Les nuages noirs grondent dans un ciel sale, un genre de mémo pour vous rappeler qu’il ne tient qu’à eux d’envoyer la saucée. Encore. C’est la saison des pluies au Japon, et l’île de Kyūshū, tout au sud, s’enveloppe dans une vapeur moite que les montagnes chargées de végétation retiennent à bout de branches. Une région fameuse pour ses oranges, mais c’est plutôt pour le jus d’orge que je suis venue sur cette fin de terre. Nous y voilà enfin. A l’orée de la ville de Kaseda, sur la péninsule de Satsuma, la tour de la distillerie Mars Tsunuki nargue les brumes menaçantes.

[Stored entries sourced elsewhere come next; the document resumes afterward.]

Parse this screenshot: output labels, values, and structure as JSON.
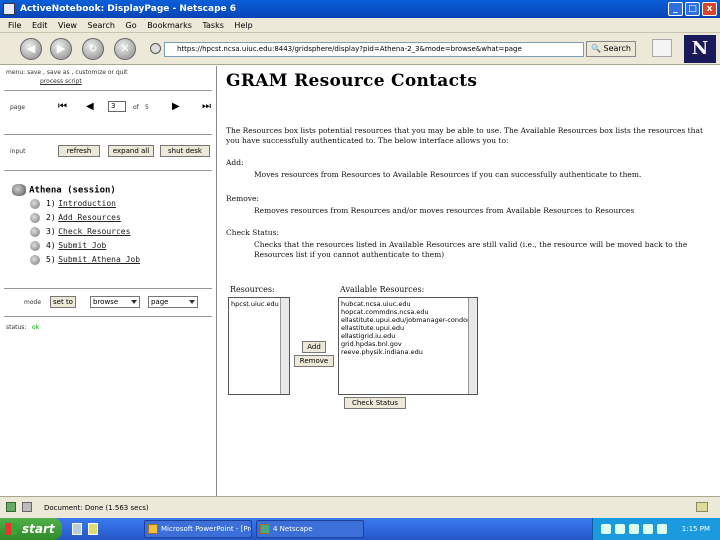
{
  "window": {
    "title": "ActiveNotebook: DisplayPage - Netscape 6",
    "controls": [
      "_",
      "□",
      "x"
    ]
  },
  "menu": [
    "File",
    "Edit",
    "View",
    "Search",
    "Go",
    "Bookmarks",
    "Tasks",
    "Help"
  ],
  "navbar": {
    "url": "https://hpcst.ncsa.uiuc.edu:8443/gridsphere/display?pid=Athena-2_3&mode=browse&what=page",
    "search_label": "Search",
    "logo": "N"
  },
  "left": {
    "menu_line": "menu: save , save as , customize or quit",
    "process_script": "process script",
    "page_label": "page",
    "page_value": "3",
    "of_label": "of",
    "page_total": "5",
    "input_label": "input",
    "buttons": [
      "refresh",
      "expand all",
      "shut desk"
    ],
    "tree": {
      "root": "Athena (session)",
      "items": [
        {
          "num": "1)",
          "label": "Introduction"
        },
        {
          "num": "2)",
          "label": "Add Resources"
        },
        {
          "num": "3)",
          "label": "Check Resources"
        },
        {
          "num": "4)",
          "label": "Submit Job"
        },
        {
          "num": "5)",
          "label": "Submit Athena Job"
        }
      ]
    },
    "mode_label": "mode",
    "mode_button": "set to",
    "mode_select1": "browse",
    "mode_select2": "page",
    "status_label": "status:",
    "status_value": "ok"
  },
  "main": {
    "title": "GRAM Resource Contacts",
    "intro": "The Resources box lists potential resources that you may be able to use. The Available Resources box lists the resources that you have successfully authenticated to. The below interface allows you to:",
    "add_term": "Add:",
    "add_desc": "Moves resources from Resources to Available Resources if you can successfully authenticate to them.",
    "remove_term": "Remove:",
    "remove_desc": "Removes resources from Resources and/or moves resources from Available Resources to Resources",
    "check_term": "Check Status:",
    "check_desc": "Checks that the resources listed in Available Resources are still valid (i.e., the resource will be moved back to the Resources list if you cannot authenticate to them)",
    "resources_label": "Resources:",
    "resources": [
      "hpcst.uiuc.edu"
    ],
    "available_label": "Available Resources:",
    "available": [
      "hubcat.ncsa.uiuc.edu",
      "hopcat.commdns.ncsa.edu",
      "ellastitute.upui.edu/jobmanager-condor",
      "ellastitute.upui.edu",
      "ellastigrid.iu.edu",
      "grid.hpdas.bnl.gov",
      "reeve.physik.indiana.edu"
    ],
    "add_button": "Add",
    "remove_button": "Remove",
    "check_button": "Check Status"
  },
  "statusbar": {
    "text": "Document: Done (1.563 secs)"
  },
  "taskbar": {
    "start": "start",
    "tasks": [
      "Microsoft PowerPoint - [Pre...",
      "4 Netscape"
    ],
    "clock": "1:15 PM"
  }
}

Mars Tsunuki, propriété du groupe Hombo Shuzo, fait partie de la 3e vague du whisky japonais. Celle qui, après la naissance il y a près de 100 ans et le décollage il y a une vingtaine d’années, voit une multitude de petites distilleries pousser comme des pâquerettes sur l’Archipel. Une distillerie de poche, moins de 100.000 litres d’alcool pur par an, autrement dit une goutte de malt dans un océan de whisky, inaugurée en 2016.

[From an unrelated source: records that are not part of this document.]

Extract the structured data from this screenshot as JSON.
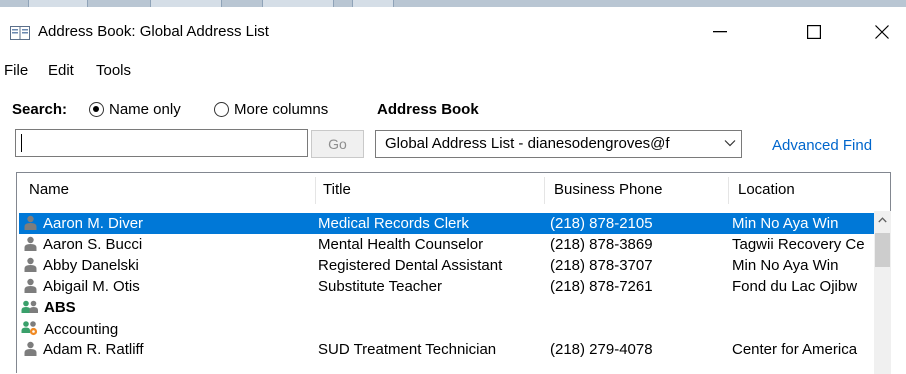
{
  "window": {
    "title": "Address Book: Global Address List",
    "minimize_label": "Minimize",
    "maximize_label": "Maximize",
    "close_label": "Close"
  },
  "menu": {
    "items": [
      "File",
      "Edit",
      "Tools"
    ]
  },
  "search": {
    "label": "Search:",
    "options": [
      {
        "label": "Name only",
        "selected": true
      },
      {
        "label": "More columns",
        "selected": false
      }
    ],
    "input_value": "",
    "go_label": "Go"
  },
  "address_book": {
    "label": "Address Book",
    "selected": "Global Address List - dianesodengroves@f",
    "advanced_find_label": "Advanced Find"
  },
  "list": {
    "columns": [
      "Name",
      "Title",
      "Business Phone",
      "Location"
    ],
    "rows": [
      {
        "icon": "user-icon",
        "name": "Aaron M. Diver",
        "title": "Medical Records Clerk",
        "phone": "(218) 878-2105",
        "location": "Min No Aya Win",
        "selected": true,
        "bold": false
      },
      {
        "icon": "user-icon",
        "name": "Aaron S. Bucci",
        "title": "Mental Health Counselor",
        "phone": "(218) 878-3869",
        "location": "Tagwii Recovery Ce",
        "selected": false,
        "bold": false
      },
      {
        "icon": "user-icon",
        "name": "Abby Danelski",
        "title": "Registered Dental Assistant",
        "phone": "(218) 878-3707",
        "location": "Min No Aya Win",
        "selected": false,
        "bold": false
      },
      {
        "icon": "user-icon",
        "name": "Abigail M. Otis",
        "title": "Substitute Teacher",
        "phone": "(218) 878-7261",
        "location": "Fond du Lac Ojibw",
        "selected": false,
        "bold": false
      },
      {
        "icon": "group-icon",
        "name": "ABS",
        "title": "",
        "phone": "",
        "location": "",
        "selected": false,
        "bold": true
      },
      {
        "icon": "dynamic-group-icon",
        "name": "Accounting",
        "title": "",
        "phone": "",
        "location": "",
        "selected": false,
        "bold": false
      },
      {
        "icon": "user-icon",
        "name": "Adam R. Ratliff",
        "title": "SUD Treatment Technician",
        "phone": "(218) 279-4078",
        "location": "Center for America",
        "selected": false,
        "bold": false
      }
    ]
  },
  "colors": {
    "selection": "#0078d7",
    "link": "#0066cc",
    "user_icon": "#7d7d7d",
    "group_icon_accent": "#3aa06b",
    "dynamic_group_accent": "#f08a24"
  }
}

Mais Hombo Shuzo n’est pas un novice dans la gnôle. Quand, en 1909, ce groupe fondé en 1872, se lance dans la distillation sur le site de Tsunuki, c’est pour produire du shōchū, l’alcool traditionnel japonais. A l’époque, plus de 400 distilleries se partagent ce marché rien que sur la péninsule, dont 3 dans la petite ville. Mais en 1918, ses propriétaires l’équipent d’une énorme colonne de distillation allemande, capable de produire en continu un alcool raffiné qui fait un carton. Un game changer, comme on surnomme les révolutions qui ne changent pas la vie.

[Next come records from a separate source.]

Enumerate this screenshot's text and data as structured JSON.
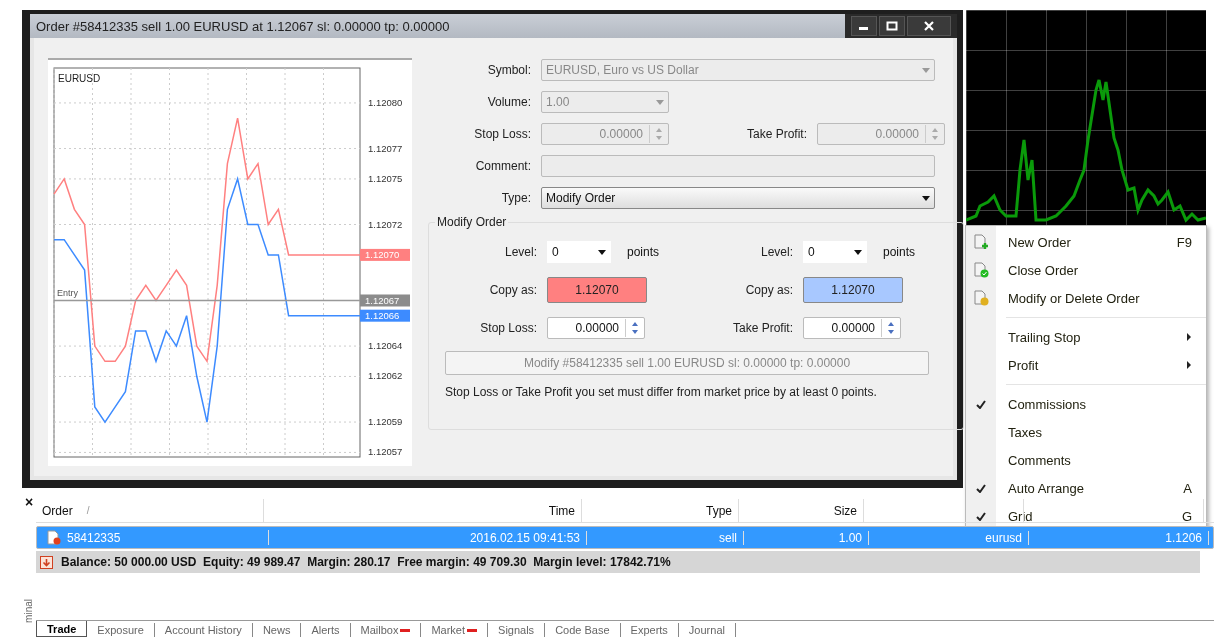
{
  "dialog": {
    "title": "Order #58412335 sell 1.00 EURUSD at 1.12067 sl: 0.00000 tp: 0.00000",
    "chart_data": {
      "type": "line",
      "title": "EURUSD",
      "ylim": [
        1.120567,
        1.120823
      ],
      "yticks": [
        {
          "value": 1.1208,
          "label": "1.12080"
        },
        {
          "value": 1.12077,
          "label": "1.12077"
        },
        {
          "value": 1.12075,
          "label": "1.12075"
        },
        {
          "value": 1.12072,
          "label": "1.12072"
        },
        {
          "value": 1.12064,
          "label": "1.12064"
        },
        {
          "value": 1.12062,
          "label": "1.12062"
        },
        {
          "value": 1.12059,
          "label": "1.12059"
        },
        {
          "value": 1.12057,
          "label": "1.12057"
        }
      ],
      "series": [
        {
          "color": "#ff8080",
          "values": [
            1.12074,
            1.12075,
            1.12073,
            1.12072,
            1.12064,
            1.12063,
            1.12063,
            1.12064,
            1.12067,
            1.12068,
            1.12067,
            1.12068,
            1.12069,
            1.12068,
            1.12064,
            1.12063,
            1.12068,
            1.12076,
            1.12079,
            1.12075,
            1.12076,
            1.12072,
            1.12073,
            1.1207,
            1.1207,
            1.1207,
            1.1207,
            1.1207,
            1.1207,
            1.1207,
            1.1207
          ]
        },
        {
          "color": "#3d8bff",
          "values": [
            1.12071,
            1.12071,
            1.1207,
            1.12069,
            1.1206,
            1.12059,
            1.1206,
            1.12061,
            1.12065,
            1.12065,
            1.12063,
            1.12065,
            1.12064,
            1.12066,
            1.12062,
            1.12059,
            1.12064,
            1.12073,
            1.12075,
            1.12072,
            1.12072,
            1.1207,
            1.1207,
            1.12066,
            1.12066,
            1.12066,
            1.12066,
            1.12066,
            1.12066,
            1.12066,
            1.12066
          ]
        }
      ],
      "grid": true,
      "ref_lines": [
        {
          "axis": "y",
          "value": 1.12067,
          "label": "Entry"
        }
      ],
      "annotations": [
        "1.12070",
        "1.12067",
        "1.12066"
      ]
    },
    "fields": [
      {
        "kind": "select",
        "label": "Symbol:",
        "value": "EURUSD, Euro vs US Dollar",
        "disabled": true
      },
      {
        "kind": "select-short",
        "label": "Volume:",
        "value": "1.00",
        "disabled": true
      },
      {
        "kind": "spin-pair",
        "label": "Stop Loss:",
        "value": "0.00000",
        "label2": "Take Profit:",
        "value2": "0.00000",
        "disabled": true
      },
      {
        "kind": "text",
        "label": "Comment:",
        "disabled": true
      },
      {
        "kind": "select",
        "label": "Type:",
        "value": "Modify Order",
        "disabled": false
      }
    ],
    "modify": {
      "title": "Modify Order",
      "sides": [
        {
          "level_label": "Level:",
          "level_value": "0",
          "units": "points",
          "copy_label": "Copy as:",
          "copy_value": "1.12070",
          "color": "#ff8080",
          "stop_label": "Stop Loss:",
          "stop_value": "0.00000"
        },
        {
          "level_label": "Level:",
          "level_value": "0",
          "units": "points",
          "copy_label": "Copy as:",
          "copy_value": "1.12070",
          "color": "#a8c8ff",
          "stop_label": "Take Profit:",
          "stop_value": "0.00000"
        }
      ],
      "button": {
        "label": "Modify  #58412335 sell 1.00 EURUSD sl: 0.00000 tp: 0.00000",
        "disabled": true
      },
      "note": "Stop Loss or Take Profit you set must differ from market price by at least 0 points."
    }
  },
  "context_menu": [
    {
      "kind": "order-new",
      "label": "New Order",
      "shortcut": "F9"
    },
    {
      "kind": "order-close",
      "label": "Close Order"
    },
    {
      "kind": "order-modify",
      "label": "Modify or Delete Order"
    },
    {
      "kind": "separator"
    },
    {
      "kind": "submenu",
      "label": "Trailing Stop"
    },
    {
      "kind": "submenu",
      "label": "Profit"
    },
    {
      "kind": "separator"
    },
    {
      "kind": "check",
      "label": "Commissions",
      "checked": true
    },
    {
      "kind": "check",
      "label": "Taxes",
      "checked": false
    },
    {
      "kind": "check",
      "label": "Comments",
      "checked": false
    },
    {
      "kind": "check",
      "label": "Auto Arrange",
      "checked": true,
      "shortcut": "A"
    },
    {
      "kind": "check",
      "label": "Grid",
      "checked": true,
      "shortcut": "G"
    }
  ],
  "terminal": {
    "side_label": "minal",
    "close": "×",
    "columns": [
      "Order",
      "Time",
      "Type",
      "Size"
    ],
    "sort_mark": "/",
    "rows": [
      {
        "cells": [
          "58412335",
          "2016.02.15 09:41:53",
          "sell",
          "1.00",
          "eurusd",
          "1.1206"
        ],
        "selected": true
      }
    ],
    "balance": "Balance: 50 000.00 USD  Equity: 49 989.47  Margin: 280.17  Free margin: 49 709.30  Margin level: 17842.71%",
    "tabs": [
      {
        "label": "Trade",
        "selected": true,
        "badge": false
      },
      {
        "label": "Exposure",
        "selected": false,
        "badge": false
      },
      {
        "label": "Account History",
        "selected": false,
        "badge": false
      },
      {
        "label": "News",
        "selected": false,
        "badge": false
      },
      {
        "label": "Alerts",
        "selected": false,
        "badge": false
      },
      {
        "label": "Mailbox",
        "selected": false,
        "badge": true
      },
      {
        "label": "Market",
        "selected": false,
        "badge": true
      },
      {
        "label": "Signals",
        "selected": false,
        "badge": false
      },
      {
        "label": "Code Base",
        "selected": false,
        "badge": false
      },
      {
        "label": "Experts",
        "selected": false,
        "badge": false
      },
      {
        "label": "Journal",
        "selected": false,
        "badge": false
      }
    ]
  }
}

Cet équipement vaudra à la distillerie une obligation de se convertir à la production d’alcool pour armement pendant la Seconde Guerre mondiale. En juillet 1945, Tsunuki cède sous les bombes américaines – le stock d’alcool, dit-on, a brûlé pendant toute une semaine, détruisant la plupart des bâtiments. Les distilleries moins résilientes hantent l’histoire tels des fantômes: celle-ci se reconstruit, fin 1947. Coup de pot, son shōchū best-seller est élaboré à base de patate douce et non de riz, qui connaît une grave pénurie dans l’après-guerre. Ce produit permet au groupe à genoux de se relever rapidement. Au début des années 1950, jusqu’à 200 trains par jour s’arrêtent en gare de Tsunuki – surnommée Shōchū Station – pour charger les cargaisons liquides.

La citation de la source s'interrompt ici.